Since we last visited, the Knights' Village has been opened, offering unique medieval-style glamping and inspiring period-related wooden lodges. This provides a true authentic adventure and chance to soak up the history in an unhurried way. Guests can pay extra for a medieval dinner feast in the banqueting hall.
"We introduced the Knights' Village three years ago which has been a great success with guests enjoying evening entertainment and the banquets. We have had many weddings here over the years too with couples using the State Dining Room, Green Drawing Room and the Great Hall for dancing," explained Melissa Paniccia, head of historical interpretation at Warwick Castle.
"We have also had the Dragon Slayer show running on 14 select Twilight performances over the summer which has involved fire joust, thrilling stunts, battles and a spectacular projection light show with real flames, mythical monsters which is all set to the forgotten legend of Guy of Warwick and his quest for the love of Princess Felice of Warwick Castle."
Like her colleagues, Melissa's passion is history and coming up with creative ideas to communicate the stories to the various audiences visiting Warwick.
"For us, the history is what we are all here for. We have a fantastic team of experienced performers who are constantly coming up with engaging and interactive ways to explain those historic facts and we have a wonderful setting to do it in," added Melissa.
Just being able to walk within the very stone walls of this castle, which has a history going back almost 11 centuries and has witnessed many a battle, siege, murder or power struggle, was incredible. But the 64 acres of Lancelot 'Capability' Brown's stunningly landscaped gardens were equally as impressive. We had fun watching the peacocks proudly strutting around, one of them displaying his fine feathers to warn off a jackdaw in his way.

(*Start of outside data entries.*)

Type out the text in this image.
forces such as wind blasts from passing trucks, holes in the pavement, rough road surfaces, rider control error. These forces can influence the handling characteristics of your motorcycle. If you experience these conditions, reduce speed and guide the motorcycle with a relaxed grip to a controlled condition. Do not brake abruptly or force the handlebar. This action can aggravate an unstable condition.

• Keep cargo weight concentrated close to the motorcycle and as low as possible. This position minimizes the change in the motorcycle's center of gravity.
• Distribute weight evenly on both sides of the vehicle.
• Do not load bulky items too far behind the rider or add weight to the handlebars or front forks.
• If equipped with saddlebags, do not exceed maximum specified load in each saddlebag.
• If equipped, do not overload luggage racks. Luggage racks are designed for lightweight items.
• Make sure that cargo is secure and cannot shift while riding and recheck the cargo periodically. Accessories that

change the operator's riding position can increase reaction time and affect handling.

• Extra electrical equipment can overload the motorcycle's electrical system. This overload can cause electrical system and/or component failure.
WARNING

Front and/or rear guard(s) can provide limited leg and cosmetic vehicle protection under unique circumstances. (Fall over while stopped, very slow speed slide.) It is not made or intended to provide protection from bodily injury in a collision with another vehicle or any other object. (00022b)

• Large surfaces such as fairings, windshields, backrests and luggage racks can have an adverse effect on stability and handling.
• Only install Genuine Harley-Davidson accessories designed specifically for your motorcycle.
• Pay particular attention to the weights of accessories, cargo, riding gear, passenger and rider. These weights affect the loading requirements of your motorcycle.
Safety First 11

Last time I visited I had two little girls with me desperate to take a peacock feather home which a member of staff kindly gave them. It is still in my office. On this occasion, the two men in my company didn't need a feather. They went home happy, talking animatedly about the spectacular birds of prey show and the impressive castle they had experienced.
History will always be there. But we need places like Warwick Castle and the visionaries behind the creative interactive performances to help bring it alive.
Warwick Castle fact box:
The Falconer's Quest: The Quest flies until November 3 as part of the Castle's daily entertainment programme included with general admission.
For day visitors: Castle entry starts from £19 per person when booked online at least five days in advance. Book your ticket at warwick-castle.com.
For weekends/overnight: Short breaks at Warwick Castle include one night's accommodation in the Knight's Village; two-day entry to the castle so you can catch your favourite shows again or see those you've missed on the first day; buffet breakfast served in the Knight's Village Banquet Hall, and car parking. Prices start from £172 per night, based on a family of four sharing a Woodland Lodge. An entertaining medieval-themed dinner is available in the Knight's Village Banquet Hall for an additional £18.95 per adult or £9.95 per child.